The traditional gendering of literacies and discourses found in engineering rationales and of technologies are subtly undone. There is a confidence and assurance of competency in the handling and articulation of the figures, machines and objects, whose tender reciprocal sensitivities enact critical questions around relationships between humans and machines. These enactments invite speculation as to the implications and prevarications of the technologies we build, care and think about, our affective interiors are mirrored in these models, figures and mechanics.
Brian Fuata
Brian’s work across various modes of presentation is framed through structured/timed improvisation that dialogues directly with his audience. He performed a riveting monologue for the Jury via Zoom and for a live audience at Performance Space’s Liveworks Festival in Sydney, each time carefully considering the mode of reception for his audience.
He located his genealogy, his geography within the colonial fiction of Australia and the Pacific, and his practice in the context of contemporary performance, visual and live art. The merging of hisphysicality, his musicality of language and playful associative subject matter is brimming with relevance to the contemporary moment. From care during the pandemic, to being a queer Samoan Australian in the contemporary art world, and from the women in his artistic milieu to the Black Lives Matter movement. He embodies apparitions, ghosts in our culture – that call up the unspeakable and the wondrous. His performance is delicate and agile – alive with criticality, generosity, energy and love.
W A U H A U S
W A U H A US decided not to be an individual but a collective – one that is dynamic, fostering worlds that build through the connectivity of their exchanges and processes. They demonstrate this integrity and with it their position as game changers in the Finnish context, and by extension internationally.

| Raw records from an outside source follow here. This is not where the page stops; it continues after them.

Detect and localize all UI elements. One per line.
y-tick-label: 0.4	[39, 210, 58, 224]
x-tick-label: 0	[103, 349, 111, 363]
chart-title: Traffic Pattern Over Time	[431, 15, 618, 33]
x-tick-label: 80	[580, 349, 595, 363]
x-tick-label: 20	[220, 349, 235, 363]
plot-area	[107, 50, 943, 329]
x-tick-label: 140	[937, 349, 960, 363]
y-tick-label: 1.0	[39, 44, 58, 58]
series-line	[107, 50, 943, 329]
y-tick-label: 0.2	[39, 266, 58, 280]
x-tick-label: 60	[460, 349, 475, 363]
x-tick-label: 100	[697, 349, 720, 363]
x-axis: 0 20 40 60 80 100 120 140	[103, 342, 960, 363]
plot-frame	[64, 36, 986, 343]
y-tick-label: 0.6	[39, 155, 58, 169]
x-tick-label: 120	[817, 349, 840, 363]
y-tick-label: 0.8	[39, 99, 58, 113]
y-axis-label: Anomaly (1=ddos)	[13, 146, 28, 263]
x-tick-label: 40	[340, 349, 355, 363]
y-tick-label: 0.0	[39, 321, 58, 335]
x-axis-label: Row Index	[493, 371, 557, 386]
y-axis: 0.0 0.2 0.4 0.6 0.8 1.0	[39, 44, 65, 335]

Wauhaus has created a powerful body of work which pushes boundaries by questioning institutionalised conceptions regarding art, performance and humanity. Materialising an expansive and yet highly coherent practice, Wauhaus engages with key issues marking the now, offering other forms of perceptual knowledge which sharply question what the world is and what it might become. Such an opening into the other is of key relevance in a global panorama where exclusionary ideas and positions have been progressively gaining traction and recovers strangeness as a powerful poetic and political tool. Likewise by operating as a collective, Wauhaus emphasises the need to revive communal forms of understanding and agency, countering the ongoing drive towards individualism and replacing it with caring and empathic shared ways of doing.